Le 14 janvier 2016, deux des trois membres
arméniens récemment élus au parlement turc ont
tout simplement osé soulever le problème du
Génocide des Arméniens dans leur intervention au
sein de l’Assemblée.
Selina Dogan, représentant le parti kémaliste
d’opposition CHP (parti Républicain du Peuple),
avait fait au parlement la déclaration
suivante : « Dans la mesure où cette question ne
concerne pas seulement les Arméniens mais aussi
la Turquie, et par conséquent, elle devrait
concerner le parlement turc et non les autres
parlements. Dans le cas contraire, à chaque 24
avril, nous continuerons à faire des
déclarations toujours les mêmes et nous
empresserons de chasser rapidement ce sujet de
nos esprits ; je suis convaincue qu’aucun
d’entre nous n’a d’intérêt à le faire. Je dois
vous rappeler qu’au cours d’une manifestation
publique en 2015 à Erzéroum, le premier ministre
a clairement déclaré que la déportation est un
crime contre l’humanité “.
Les 3 députés arméniens : Selina Dogan, Markar
Essayan, Garo Paylan Garo Paylan, représentant le parti d’opposition
kurde HDP, est monté ensuite à la tribune et a
lui aussi parlé du Génocide des Arméniens. « Il
y a cent ans, le peuple arménien a été déraciné
et exterminé par décision de l’état. Ma famille
- mon grand père et sa famille - a souffert elle
aussi au cours de ces événements. Mon grand père
a perdu ses deux parents et il est devenu de ce
fait orphelin. Je suis un descendant d’une
génération d’orphelins et de rescapés de l’épée,
qui vivent sur ces terres. Ma race a été
massacrée “.
Tandis que Paylan parlait, plusieurs membres du
parlement ont hurlé pour exprimer leur
désapprobation. Baki Shimshek, membre du parti
d’opposition ultranationaliste MHP, a crié sur
un ton menaçant : « Nous sommes ici dans
l’Assemblée Nationale turque. Personne ne peut
dire qu’un génocide a été commis. Un tel
comportement est inacceptable ! “.
En dépit du caractère inhabituel de ce débat, ce
n’est pas la première fois que des déclarations
sur le Génocide de Arméniens étaient faites au
parlement turc. En novembre 2014, Sebahat Tuncel
du parti HDPproposa une résolution condamnant le
Génocide des Arméniens. Tuncel demanda avec
insistance qu’Erdogan vienne devant le parlement
pour reconnaître le génocide et les autres
massacres et demander pardon. Le texte de la
résolution demandait également qu’Erdogan
réitère publiquement sa demande de pardon sur
l’un des lieux des massacres, et qu’il déclare
le 24 avril jour de deuil officiel.
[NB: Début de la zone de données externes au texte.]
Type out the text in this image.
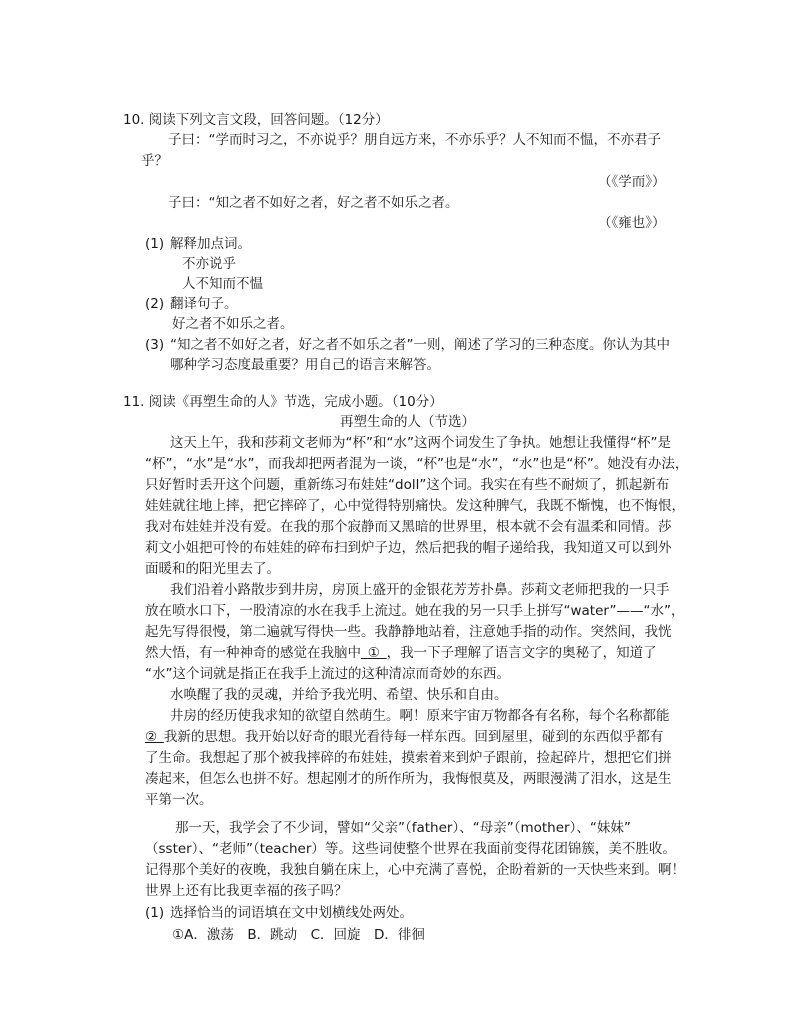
10. 阅读下列文言文段，回答问题。（12分）
子曰：“学而时习之，不亦说乎？朋自远方来，不亦乐乎？人不知而不愠，不亦君子
乎？
（《学而》）
子曰：“知之者不如好之者，好之者不如乐之者。
（《雍也》）
(1) 解释加点词。
不亦说乎
人不知而不愠
(2) 翻译句子。
好之者不如乐之者。
(3) “知之者不如好之者，好之者不如乐之者”一则，阐述了学习的三种态度。你认为其中
哪种学习态度最重要？用自己的语言来解答。
11. 阅读《再塑生命的人》节选，完成小题。（10分）
再塑生命的人（节选）
这天上午，我和莎莉文老师为“杯”和“水”这两个词发生了争执。她想让我懂得“杯”是
“杯”，“水”是“水”，而我却把两者混为一谈，“杯”也是“水”，“水”也是“杯”。她没有办法，
只好暂时丢开这个问题，重新练习布娃娃“doll”这个词。我实在有些不耐烦了，抓起新布
娃娃就往地上摔，把它摔碎了，心中觉得特别痛快。发这种脾气，我既不惭愧，也不悔恨，
我对布娃娃并没有爱。在我的那个寂静而又黑暗的世界里，根本就不会有温柔和同情。莎
莉文小姐把可怜的布娃娃的碎布扫到炉子边，然后把我的帽子递给我，我知道又可以到外
面暖和的阳光里去了。
我们沿着小路散步到井房，房顶上盛开的金银花芳芳扑鼻。莎莉文老师把我的一只手
放在喷水口下，一股清凉的水在我手上流过。她在我的另一只手上拼写“water”——“水”，
起先写得很慢，第二遍就写得快一些。我静静地站着，注意她手指的动作。突然间，我恍
然大悟，有一种神奇的感觉在我脑中  ①  ，我一下子理解了语言文字的奥秘了，知道了
“水”这个词就是指正在我手上流过的这种清凉而奇妙的东西。
水唤醒了我的灵魂，并给予我光明、希望、快乐和自由。
井房的经历使我求知的欲望自然萌生。啊！原来宇宙万物都各有名称，每个名称都能
②  我新的思想。我开始以好奇的眼光看待每一样东西。回到屋里，碰到的东西似乎都有
了生命。我想起了那个被我摔碎的布娃娃，摸索着来到炉子跟前，捡起碎片，想把它们拼
凑起来，但怎么也拼不好。想起刚才的所作所为，我悔恨莫及，两眼漫满了泪水，这是生
平第一次。
那一天，我学会了不少词，譬如“父亲”（father）、“母亲”（mother）、“妹妹”
（sster）、“老师”（teacher）等。这些词使整个世界在我面前变得花团锦簇，美不胜收。
记得那个美好的夜晚，我独自躺在床上，心中充满了喜悦，企盼着新的一天快些来到。啊！
世界上还有比我更幸福的孩子吗？
(1) 选择恰当的词语填在文中划横线处两处。
①A．激荡　B．跳动　C．回旋　D．徘徊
En outre, le
parlement devait se charger de constituer une
Commission vérité qui rendrait publics tous les
documents d’archives publiques relatifs aux
massacres. Enfin, la résolution proposée
abordait la question des compensations morales
et matérielles pour les descendants des
victimes. Comme on le prévoyait, la résolution
de Tuncel fut rapidement retirée pour ne plus
jamais revoir le jour.
Comme je l’ai rapporté il y a un an, la
proposition de Tuncel n’était pas la première
résolution soumise au parlement turc pour la
reconnaissance du Génocide des Arméniens. Le 4
novembre 1918, le nouveau parlement turc ottoman
discutait longuement des crimes commis par le
gouvernement Jeune turc, après la présentation
d’une motion déclarant : « Une population d’un
million de personnes coupable de rien excepté
leur appartenance à la nation arménienne a été
massacrée et exterminée, femmes et enfants
compris “. En réponse, le Ministre de
l’intérieur Ali Fethi Okyar avait
déclaré : « L’intention du gouvernement est de
réparer toutes les injustices commises jusqu’à
maintenant, dans la limite de nos moyens, pour
rendre possible le retour dans leurs foyers de
ceux qui ont été exilés, et de les indemniser de
leurs pertes matérielles autant que faire ce
peut “ .
En conséquence de cette motion, une Commission
parlementaire d’enquête fut créée pour réunir
tout document relatif aux actes des responsables
de ce qui était appelé “ Déportations et
massacres d’Arméniens “. Les preuves furent
remises au Tribunal militaire turc et ceux qui
furent reconnus coupables furent pendus ou
condamnés à des longues peines de prison.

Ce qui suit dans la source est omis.